The RL2460HT looks solid out of the box, even before touching the various settings that include an Instant Mode for input lag correction, AMA for gray level response enhancement, and a Low Blue Light option that reduces exposure and eases potential eye fatigue. With initial impressions there was little to complain about with luscious and saturated hues seen throughout The Lego Movie, contrasted by the heavy darks and grays seen in Godzilla (2014).
Essentially, many will want that ideal image and a fair number of picture presets help somewhat. With nine choices (standard/movie/photo/sRGB/Eco (energy saving)/RTS1/RTS2/Fighting/FPS) that are supposed to replicate the real-world game environments, but is hit-or-miss depending on what your eyes are already accustomed to. Aside from the option of making up to three personal user presets, we largely stuck with sRGB while RTS1 and Standard modes were the next best fallbacks that were accurate enough without a dim or overly contrasted image.

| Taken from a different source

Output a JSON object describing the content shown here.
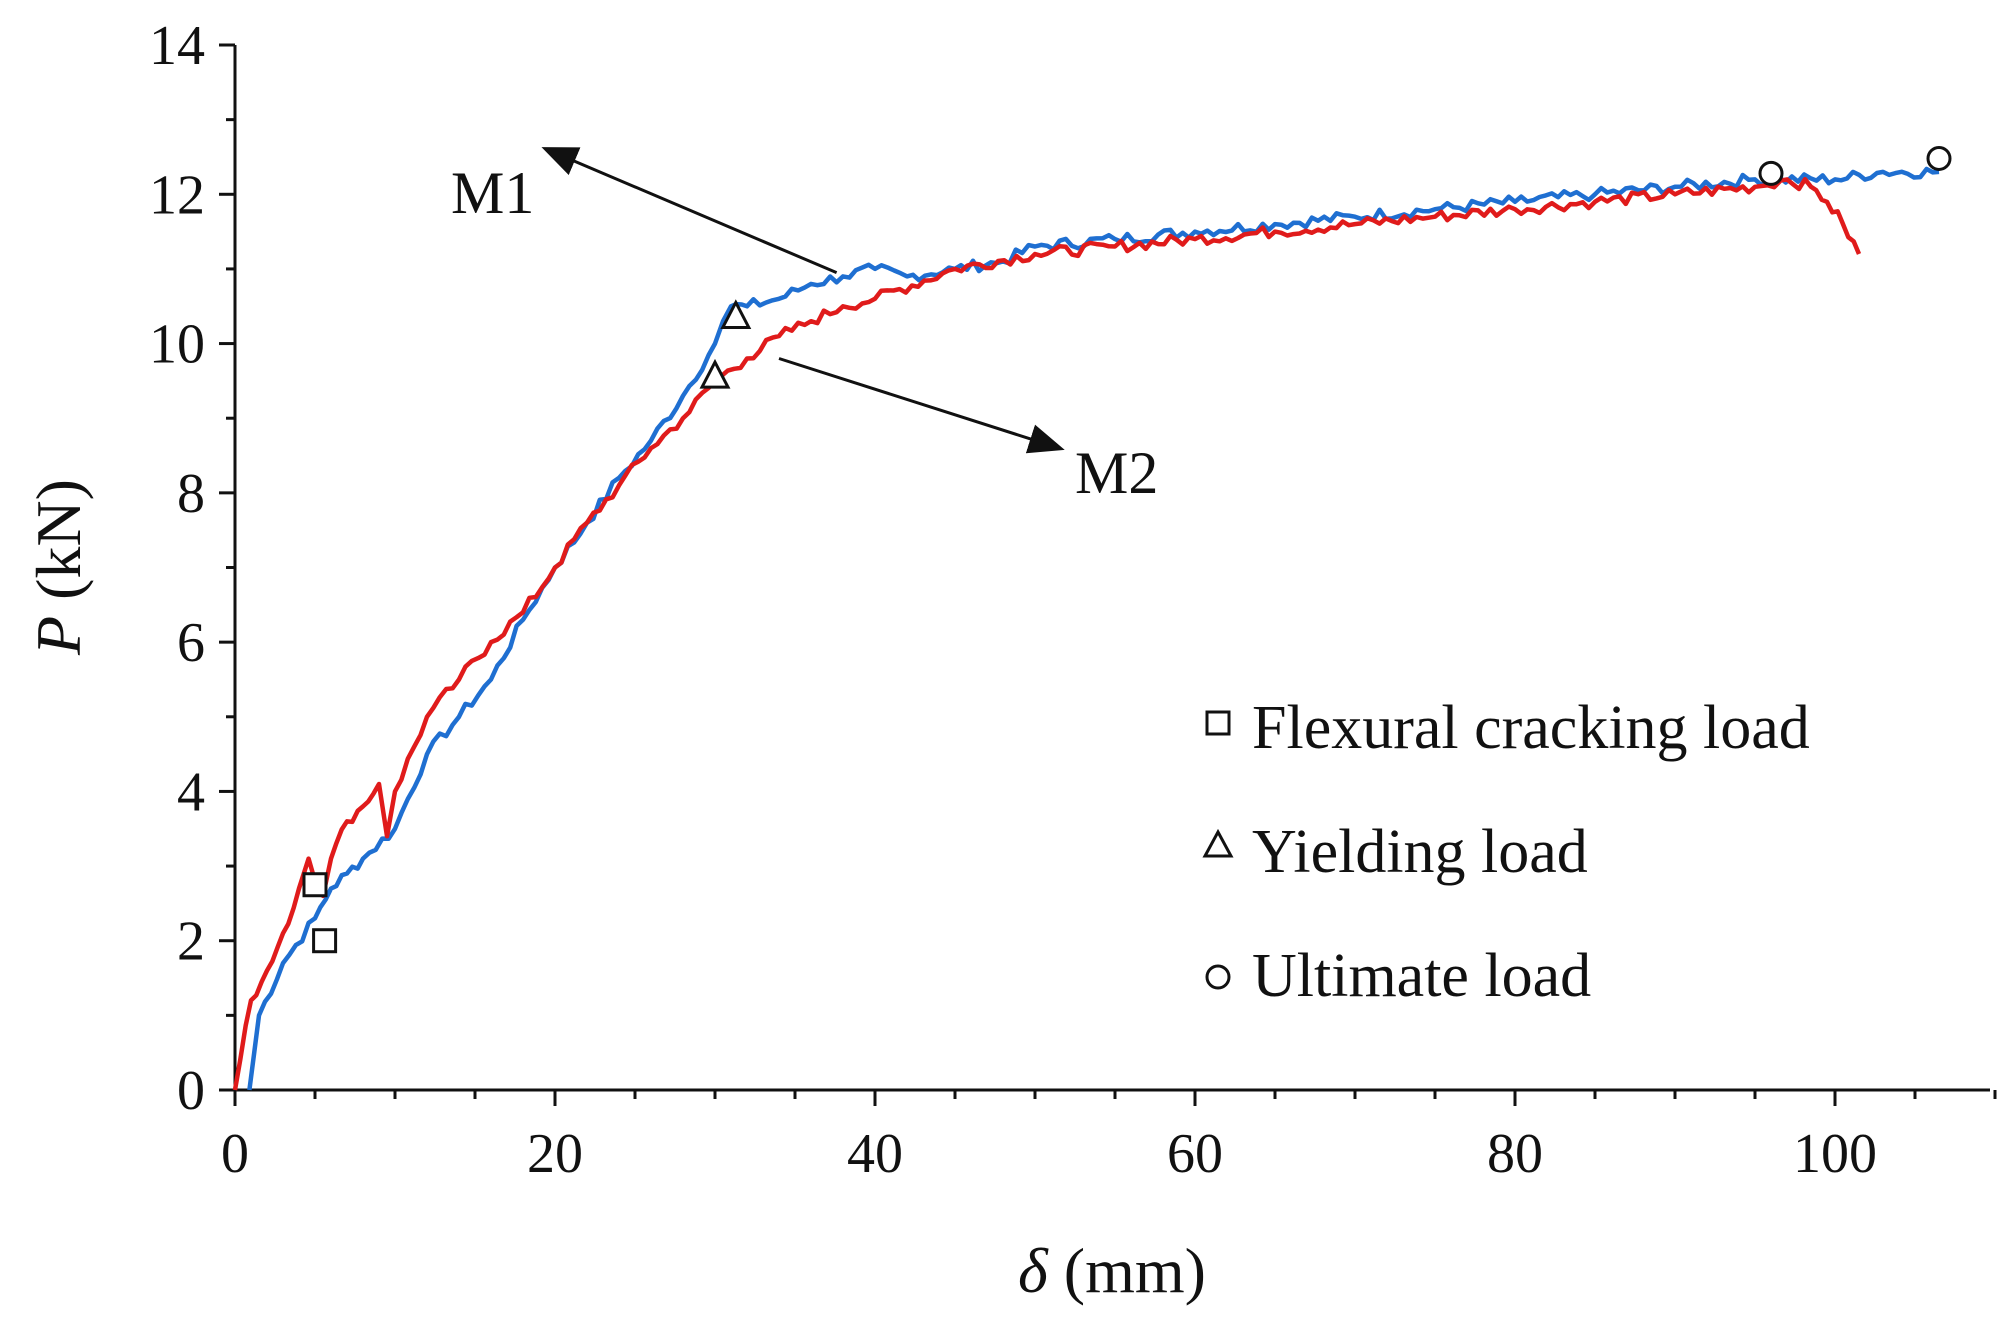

Despite the RL2460HT only having a 1920×1080 60 Hz Twisted Nematic (TN) panel, games such as Wolfenstein: The New Order, Call of Duty: Black Ops II, and the Type-X² coin-op of Super Street Fighter IV: Arcade Edition all benefited from minimal motion blur and 1-millisecond pixel response. The action is smooth and negligibly lag-free but mediocre off-center viewing angles, occasional grayscale clipping, and a tendency to produce slightly misaligned red and cyan tints (a trait which is also common for many TN displays) are the trade-offs here. Admittedly, some of these issues are actually so minor that they don’t affect image and color detail in the long run – even a quick CalMAN rundown shown almost spot-on color chart results to help back up those claims.

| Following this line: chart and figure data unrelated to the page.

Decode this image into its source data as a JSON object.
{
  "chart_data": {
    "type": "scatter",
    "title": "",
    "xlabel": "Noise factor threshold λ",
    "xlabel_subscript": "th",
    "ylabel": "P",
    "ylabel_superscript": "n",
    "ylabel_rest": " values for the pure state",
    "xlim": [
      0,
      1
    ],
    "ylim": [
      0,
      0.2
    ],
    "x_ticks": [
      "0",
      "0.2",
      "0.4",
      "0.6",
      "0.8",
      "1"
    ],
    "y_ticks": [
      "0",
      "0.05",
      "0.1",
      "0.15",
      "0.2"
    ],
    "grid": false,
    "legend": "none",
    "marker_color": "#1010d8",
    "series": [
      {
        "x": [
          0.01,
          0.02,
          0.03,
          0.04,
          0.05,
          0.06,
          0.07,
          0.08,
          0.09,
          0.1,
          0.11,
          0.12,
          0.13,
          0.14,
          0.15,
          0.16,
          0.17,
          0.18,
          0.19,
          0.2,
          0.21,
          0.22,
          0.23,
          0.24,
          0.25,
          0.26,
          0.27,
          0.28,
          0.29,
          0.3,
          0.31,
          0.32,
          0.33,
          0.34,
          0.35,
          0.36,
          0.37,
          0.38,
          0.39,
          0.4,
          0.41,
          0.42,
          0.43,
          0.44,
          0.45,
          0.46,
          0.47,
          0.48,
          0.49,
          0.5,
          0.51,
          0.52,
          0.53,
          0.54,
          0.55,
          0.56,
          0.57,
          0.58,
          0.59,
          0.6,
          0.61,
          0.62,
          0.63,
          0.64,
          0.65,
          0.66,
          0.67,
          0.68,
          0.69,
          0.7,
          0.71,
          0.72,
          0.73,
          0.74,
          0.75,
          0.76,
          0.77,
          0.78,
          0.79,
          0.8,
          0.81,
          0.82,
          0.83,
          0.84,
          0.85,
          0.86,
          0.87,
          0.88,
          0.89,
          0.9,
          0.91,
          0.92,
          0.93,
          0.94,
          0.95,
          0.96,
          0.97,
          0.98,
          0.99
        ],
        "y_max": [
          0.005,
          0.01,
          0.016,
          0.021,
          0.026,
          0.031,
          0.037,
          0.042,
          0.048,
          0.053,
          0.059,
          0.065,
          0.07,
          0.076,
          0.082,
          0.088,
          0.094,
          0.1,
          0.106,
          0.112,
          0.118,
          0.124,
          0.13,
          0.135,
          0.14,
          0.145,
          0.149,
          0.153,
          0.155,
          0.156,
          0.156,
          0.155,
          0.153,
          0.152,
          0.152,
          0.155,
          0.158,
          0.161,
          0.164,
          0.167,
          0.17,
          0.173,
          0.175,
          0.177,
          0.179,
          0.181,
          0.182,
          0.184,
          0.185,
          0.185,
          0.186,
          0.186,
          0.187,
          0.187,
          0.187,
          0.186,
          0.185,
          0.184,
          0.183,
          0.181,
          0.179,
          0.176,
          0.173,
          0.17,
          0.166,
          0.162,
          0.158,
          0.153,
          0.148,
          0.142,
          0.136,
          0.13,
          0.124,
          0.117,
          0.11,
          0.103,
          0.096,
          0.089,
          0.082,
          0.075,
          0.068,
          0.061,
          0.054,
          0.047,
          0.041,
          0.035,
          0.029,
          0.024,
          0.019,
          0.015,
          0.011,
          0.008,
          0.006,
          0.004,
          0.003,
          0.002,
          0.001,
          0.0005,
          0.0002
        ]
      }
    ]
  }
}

Also unique is the single HDMI output that allows uninterrupted gameplay streams after the feed goes through the monitor itself, eliminating the delay associated with video recorders or linked monitors; this is something of a godsend if you’re into making YouTube videos or impromptu game nights of DotA. It’s a nice rarity that usually comes at a premium and even then is reserved for only a few specialty displays that cost hundreds more.
Truth be told, the BenQ RL2460HT isn’t the sleekest display around but it is a great option aimed for those with budgeted aspirations. The entire package provides respectable picture quality, rich colors, and continues to deliver with fast pixel response for almost anything you throw at it. Of course, the viewing angles could be improved and some of the built-in advanced picture presets aren’t as remarkable as I would have liked, but there’s plenty to work with if you decide to tweak things to your liking. Overall, it’s definitely an Editors’ Choice pick if you need mid-size performance without totally breaking the bank.